Courtroom sketch of Donald Trump
Donald Trump looks on while Stormy Daniels testifies in a courtroom sketch © Reuters

As Manhattan prosecutor Joshua Steinglass entered the fifth hour of his summation on Tuesday, he thanked a panel of weary New Yorkers for “sticking with him” while he presented Donald Trump’s incriminating accounting records, invoice by invoice, cheque by cheque.

A couple of jurors — who had already sat through more than five weeks of often monotonous testimony — managed wry smiles in response. Reactions in the gallery, chock full with representatives from the world’s media, were less charitable. “If I were them, I would acquit Trump just out of spite,” one journalist hissed.

One of the most watched trials in history, which was to turn the former and perhaps future US commander-in-chief into a convict, was at that moment yielding precious few good headlines.

Earlier, Trump lawyer Todd Blanche had delivered more bombast, in a style many Americans associate with his client. Prosecution witness Michael Cohen, a former Trump fixer turned arch enemy, had committed “per-juh-ry”, Blanche cried, furrowing his brow as he emphasised each syllable. A character assassination ensued with tabloid-friendly soundbites — Blanche called Cohen a “thief” who “literally stole on his way out of the door” and who was driven by “outright hatred” of his former boss.

The outbursts had more in common with the performances of defence attorneys in the TV legal dramas of which Trump is said to be fond, than with the arguments routinely deployed by trial lawyers in the Lower Manhattan courts. There is rarely much mileage to be gained by lambasting the prosecution — it is much more convincing to calmly pick apart inconsistencies.

Blanche, who consulted with Trump on trial strategy, could be forgiven for thinking this baroque approach was worth a shot. A few feet away from him at the defence table was a man who had conquered this city, and then the White House, by manufacturing outrage and attacking rivals, and who continued to think it politically expedient to berate the judge, his daughter and jurors.

Yet it was Steinglass who ultimately had the better grasp on the kind of argument that would win over 12 of Trump’s peers, when presented with a historic, and perhaps election-defining choice.

A courtoom sketch of Stormy Daniels testifying as Donald Trump looks on
Michael Cohen’s account of arranging to pay off Stormy Daniels, pictured, was ripped apart on cross-examination © Reuters

Yes, the odds were always in prosecutors’ favour — the borough’s jury pool is overwhelmingly Democratic. When quizzed ahead of the trial, some among the dozen picked revealed they got their news from left-leaning outlets; one even said she didn’t like Trump’s “persona” before insisting she would be able to remain impartial nonetheless.

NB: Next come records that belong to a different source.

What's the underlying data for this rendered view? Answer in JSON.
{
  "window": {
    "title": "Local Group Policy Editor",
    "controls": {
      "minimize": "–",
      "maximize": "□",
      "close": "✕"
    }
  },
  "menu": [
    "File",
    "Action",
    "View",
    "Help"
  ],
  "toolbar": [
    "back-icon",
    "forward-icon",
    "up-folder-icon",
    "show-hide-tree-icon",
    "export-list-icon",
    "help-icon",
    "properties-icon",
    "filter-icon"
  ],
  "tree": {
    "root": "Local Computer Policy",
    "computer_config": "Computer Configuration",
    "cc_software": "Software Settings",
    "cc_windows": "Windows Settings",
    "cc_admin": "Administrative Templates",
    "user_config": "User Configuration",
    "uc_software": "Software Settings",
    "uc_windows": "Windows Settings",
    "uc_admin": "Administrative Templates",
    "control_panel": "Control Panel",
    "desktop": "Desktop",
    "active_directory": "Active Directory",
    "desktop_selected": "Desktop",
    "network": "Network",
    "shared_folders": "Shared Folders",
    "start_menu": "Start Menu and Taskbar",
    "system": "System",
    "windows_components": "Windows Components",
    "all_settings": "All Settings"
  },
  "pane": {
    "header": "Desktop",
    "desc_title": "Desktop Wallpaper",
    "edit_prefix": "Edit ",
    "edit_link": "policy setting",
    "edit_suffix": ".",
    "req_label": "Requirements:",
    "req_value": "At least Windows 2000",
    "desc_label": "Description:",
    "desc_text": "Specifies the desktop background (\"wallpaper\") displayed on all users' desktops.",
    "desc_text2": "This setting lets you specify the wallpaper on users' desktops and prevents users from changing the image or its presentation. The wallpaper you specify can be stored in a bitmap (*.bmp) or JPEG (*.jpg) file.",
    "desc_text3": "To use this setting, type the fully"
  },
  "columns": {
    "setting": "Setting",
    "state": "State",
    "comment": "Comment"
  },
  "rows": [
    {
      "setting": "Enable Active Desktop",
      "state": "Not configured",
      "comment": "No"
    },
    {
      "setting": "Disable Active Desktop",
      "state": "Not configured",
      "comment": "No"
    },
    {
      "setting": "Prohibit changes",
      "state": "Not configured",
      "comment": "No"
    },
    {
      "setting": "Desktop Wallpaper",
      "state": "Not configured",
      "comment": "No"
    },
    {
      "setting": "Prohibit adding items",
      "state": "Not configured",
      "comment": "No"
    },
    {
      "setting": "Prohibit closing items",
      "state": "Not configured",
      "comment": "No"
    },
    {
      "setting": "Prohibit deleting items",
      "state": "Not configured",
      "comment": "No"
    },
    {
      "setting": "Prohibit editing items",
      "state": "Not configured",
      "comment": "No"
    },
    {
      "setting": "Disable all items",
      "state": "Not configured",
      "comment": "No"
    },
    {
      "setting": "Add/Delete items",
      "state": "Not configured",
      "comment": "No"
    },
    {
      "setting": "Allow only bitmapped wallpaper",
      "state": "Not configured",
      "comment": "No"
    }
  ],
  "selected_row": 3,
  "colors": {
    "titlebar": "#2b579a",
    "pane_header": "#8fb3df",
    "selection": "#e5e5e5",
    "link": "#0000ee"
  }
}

But there was nothing inevitable about the conviction Steinglass and his colleagues secured. The precise contours of the underlying crimes with which Trump was charged remain a mystery even to keen observers of the case, and must have been somewhat perplexing to the jury, who asked Justice Juan Merchan to repeat a significant chunk of his 55-page instructions on Thursday morning, before coming to a unanimous verdict.

Then there was the matter of the less than ideal witnesses for the prosecution: Stormy Daniels, a porn actor who has revelled in describing Donald Trump’s penis on cable TV, and Michael Cohen, convicted of lying to Congress and a vituperative Trump critic. Cohen’s account of arranging to pay off Daniels was ripped apart by Blanche on cross-examination, after he failed to mention the main subject of a crucial call to Trump’s bodyguard regarding the alleged “catch and kill” scheme.

The sole courtroom intervention by Trump, who declined to testify in his own defence, was to mumble “bullshit” and shake his head when Daniels recounted swatting his behind with a rolled-up magazine. But there was no mistaking his pleasure at Blanche’s theatrics, especially when the lawyer stood up to register frequent objections to the court’s treatment of the man he always pointedly called “President” Trump.

If these interventions stuck in the jury’s mind, they did so to Trump’s disadvantage. The seven men and five women tasked with deciding the Republican front-runner’s fate — some of whom took copious notes throughout the trial — seemed as attentive to Steinglass’s bookkeeping seminar as they had been to Daniels’s allegation that Trump failed to wear a condom during their “brief” tryst.

Perhaps, at least on the densely inhabited island of Manhattan that knows him so well, Donald Trump’s shtick had grown tiresome. As one potential juror screened back in April put it when asked for his views of the former president, “He is a New Yorker, I am a New Yorker . . . We don’t really get star-stuck or really care about anything like that.”